Generating Word2Vec Embeddings

  • Tried to generate a test set with countries and their continents using SPARQL, found it easier to generate it from the wikipedia article.
  • Evaluated all possible combinations of the form country1:continent1::country2:X, and got the accuracy as raw Hits@1: 14.4%, Hits@3: 26.41%, Hits@10: 41.71%. Since a country can have only one possible continent, the filtered accuracy is the same.
  • I also tried a filtered accuracy evaluation, by checking for continent1:country1:continent2:X, but given each continent has about 50 countries, the correct values of analogy barely comes within the first 10 predictions of X.

Generating Word2Vec Embeddings

  • Tried to generate an analogy test set by querying country domain relations in SPARQL.
    • The query, select distinct ?currency, ?country where { ?currency dbo:usingCountry ?country } in a few instances returns United_States_Dollar in the country column. For example United_States_Dollar Afghan_afghani is one such pair.

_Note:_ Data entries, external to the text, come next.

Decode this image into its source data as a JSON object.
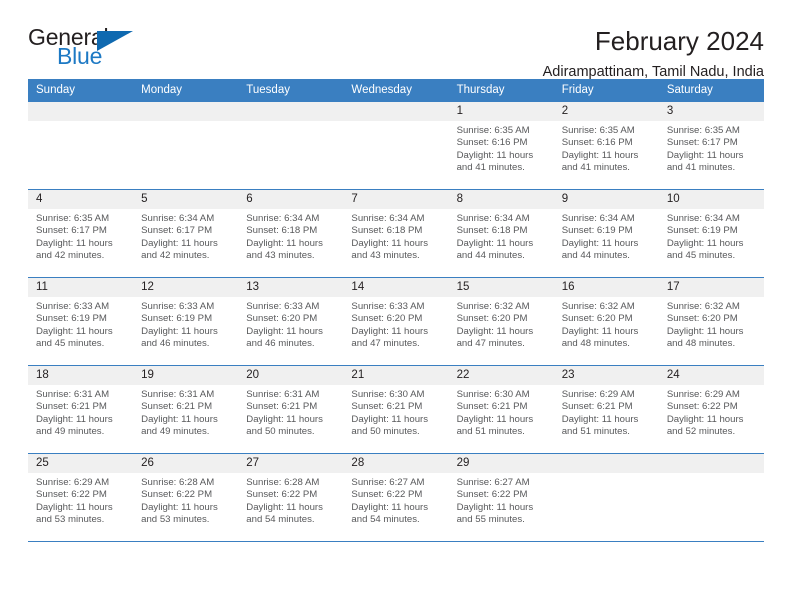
{
  "brand": {
    "name_top": "General",
    "name_bottom": "Blue",
    "accent_color": "#1d79c4",
    "triangle_color": "#0f69b0"
  },
  "header": {
    "title": "February 2024",
    "location": "Adirampattinam, Tamil Nadu, India"
  },
  "calendar": {
    "header_bg": "#3a7fc1",
    "daynum_bg": "#f0f0f0",
    "weekday_headers": [
      "Sunday",
      "Monday",
      "Tuesday",
      "Wednesday",
      "Thursday",
      "Friday",
      "Saturday"
    ],
    "weeks": [
      [
        {
          "day": "",
          "lines": []
        },
        {
          "day": "",
          "lines": []
        },
        {
          "day": "",
          "lines": []
        },
        {
          "day": "",
          "lines": []
        },
        {
          "day": "1",
          "lines": [
            "Sunrise: 6:35 AM",
            "Sunset: 6:16 PM",
            "Daylight: 11 hours",
            "and 41 minutes."
          ]
        },
        {
          "day": "2",
          "lines": [
            "Sunrise: 6:35 AM",
            "Sunset: 6:16 PM",
            "Daylight: 11 hours",
            "and 41 minutes."
          ]
        },
        {
          "day": "3",
          "lines": [
            "Sunrise: 6:35 AM",
            "Sunset: 6:17 PM",
            "Daylight: 11 hours",
            "and 41 minutes."
          ]
        }
      ],
      [
        {
          "day": "4",
          "lines": [
            "Sunrise: 6:35 AM",
            "Sunset: 6:17 PM",
            "Daylight: 11 hours",
            "and 42 minutes."
          ]
        },
        {
          "day": "5",
          "lines": [
            "Sunrise: 6:34 AM",
            "Sunset: 6:17 PM",
            "Daylight: 11 hours",
            "and 42 minutes."
          ]
        },
        {
          "day": "6",
          "lines": [
            "Sunrise: 6:34 AM",
            "Sunset: 6:18 PM",
            "Daylight: 11 hours",
            "and 43 minutes."
          ]
        },
        {
          "day": "7",
          "lines": [
            "Sunrise: 6:34 AM",
            "Sunset: 6:18 PM",
            "Daylight: 11 hours",
            "and 43 minutes."
          ]
        },
        {
          "day": "8",
          "lines": [
            "Sunrise: 6:34 AM",
            "Sunset: 6:18 PM",
            "Daylight: 11 hours",
            "and 44 minutes."
          ]
        },
        {
          "day": "9",
          "lines": [
            "Sunrise: 6:34 AM",
            "Sunset: 6:19 PM",
            "Daylight: 11 hours",
            "and 44 minutes."
          ]
        },
        {
          "day": "10",
          "lines": [
            "Sunrise: 6:34 AM",
            "Sunset: 6:19 PM",
            "Daylight: 11 hours",
            "and 45 minutes."
          ]
        }
      ],
      [
        {
          "day": "11",
          "lines": [
            "Sunrise: 6:33 AM",
            "Sunset: 6:19 PM",
            "Daylight: 11 hours",
            "and 45 minutes."
          ]
        },
        {
          "day": "12",
          "lines": [
            "Sunrise: 6:33 AM",
            "Sunset: 6:19 PM",
            "Daylight: 11 hours",
            "and 46 minutes."
          ]
        },
        {
          "day": "13",
          "lines": [
            "Sunrise: 6:33 AM",
            "Sunset: 6:20 PM",
            "Daylight: 11 hours",
            "and 46 minutes."
          ]
        },
        {
          "day": "14",
          "lines": [
            "Sunrise: 6:33 AM",
            "Sunset: 6:20 PM",
            "Daylight: 11 hours",
            "and 47 minutes."
          ]
        },
        {
          "day": "15",
          "lines": [
            "Sunrise: 6:32 AM",
            "Sunset: 6:20 PM",
            "Daylight: 11 hours",
            "and 47 minutes."
          ]
        },
        {
          "day": "16",
          "lines": [
            "Sunrise: 6:32 AM",
            "Sunset: 6:20 PM",
            "Daylight: 11 hours",
            "and 48 minutes."
          ]
        },
        {
          "day": "17",
          "lines": [
            "Sunrise: 6:32 AM",
            "Sunset: 6:20 PM",
            "Daylight: 11 hours",
            "and 48 minutes."
          ]
        }
      ],
      [
        {
          "day": "18",
          "lines": [
            "Sunrise: 6:31 AM",
            "Sunset: 6:21 PM",
            "Daylight: 11 hours",
            "and 49 minutes."
          ]
        },
        {
          "day": "19",
          "lines": [
            "Sunrise: 6:31 AM",
            "Sunset: 6:21 PM",
            "Daylight: 11 hours",
            "and 49 minutes."
          ]
        },
        {
          "day": "20",
          "lines": [
            "Sunrise: 6:31 AM",
            "Sunset: 6:21 PM",
            "Daylight: 11 hours",
            "and 50 minutes."
          ]
        },
        {
          "day": "21",
          "lines": [
            "Sunrise: 6:30 AM",
            "Sunset: 6:21 PM",
            "Daylight: 11 hours",
            "and 50 minutes."
          ]
        },
        {
          "day": "22",
          "lines": [
            "Sunrise: 6:30 AM",
            "Sunset: 6:21 PM",
            "Daylight: 11 hours",
            "and 51 minutes."
          ]
        },
        {
          "day": "23",
          "lines": [
            "Sunrise: 6:29 AM",
            "Sunset: 6:21 PM",
            "Daylight: 11 hours",
            "and 51 minutes."
          ]
        },
        {
          "day": "24",
          "lines": [
            "Sunrise: 6:29 AM",
            "Sunset: 6:22 PM",
            "Daylight: 11 hours",
            "and 52 minutes."
          ]
        }
      ],
      [
        {
          "day": "25",
          "lines": [
            "Sunrise: 6:29 AM",
            "Sunset: 6:22 PM",
            "Daylight: 11 hours",
            "and 53 minutes."
          ]
        },
        {
          "day": "26",
          "lines": [
            "Sunrise: 6:28 AM",
            "Sunset: 6:22 PM",
            "Daylight: 11 hours",
            "and 53 minutes."
          ]
        },
        {
          "day": "27",
          "lines": [
            "Sunrise: 6:28 AM",
            "Sunset: 6:22 PM",
            "Daylight: 11 hours",
            "and 54 minutes."
          ]
        },
        {
          "day": "28",
          "lines": [
            "Sunrise: 6:27 AM",
            "Sunset: 6:22 PM",
            "Daylight: 11 hours",
            "and 54 minutes."
          ]
        },
        {
          "day": "29",
          "lines": [
            "Sunrise: 6:27 AM",
            "Sunset: 6:22 PM",
            "Daylight: 11 hours",
            "and 55 minutes."
          ]
        },
        {
          "day": "",
          "lines": []
        },
        {
          "day": "",
          "lines": []
        }
      ]
    ]
  }
}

Still running on this test set.
  • Using only the capital-country section of the Google Analogy Test Set,
    • Without the article-entity being tagged, it could guess analogies (of the form, Hanoi : Vietnam :: Madrid : ? ) with Hits@1 is 86.28% and Hits@3 is 92.54% Hits@5 is 93.79%
    • With article-entity tagged, Hits@1: 88.31% and Hits@3: 94.09%. and Hits@5: 95.31%

Generating Word2Vec Embeddings

  • Trying to find a way to tag entities not linked in Wikipedia articles, for example many a times I found ‘The New York Times’ without any link to it.
  • Till now I have generated three sets of embedding and these are the evaluation results I got on the Google Analogy Test Set.
    1. Tagging entities in an article using the surface forms local to the article, each paragraph as presented on Wikipedia is input as a sentence to for training the Word2Vec embeddings.
      • Matching the most relevant entity, 68.59%
      • Checking for the answer in the top 3 most relevent entities, 79.92%
    2. Tagging the article-entity using globally obtained surface forms additionally tagging pronouns, each paragraph is treated as a sentence.
      • 71.085% and 82.39% respectively.
    3. Same as the previous, but treating each article as a sentence.
      • 71.075% and 82.36% respectively.
  • The test set is a bit general, for example, in the currencies analogy the test set expects India to return Rupee as the answer, while my embeddings returns Indian_Rupee as the answer. Additionally most sections don’t really evaluate the embeddings.
  • I intend to generate a test set using entity-relations extracted from DBpedia using SPARQL queries.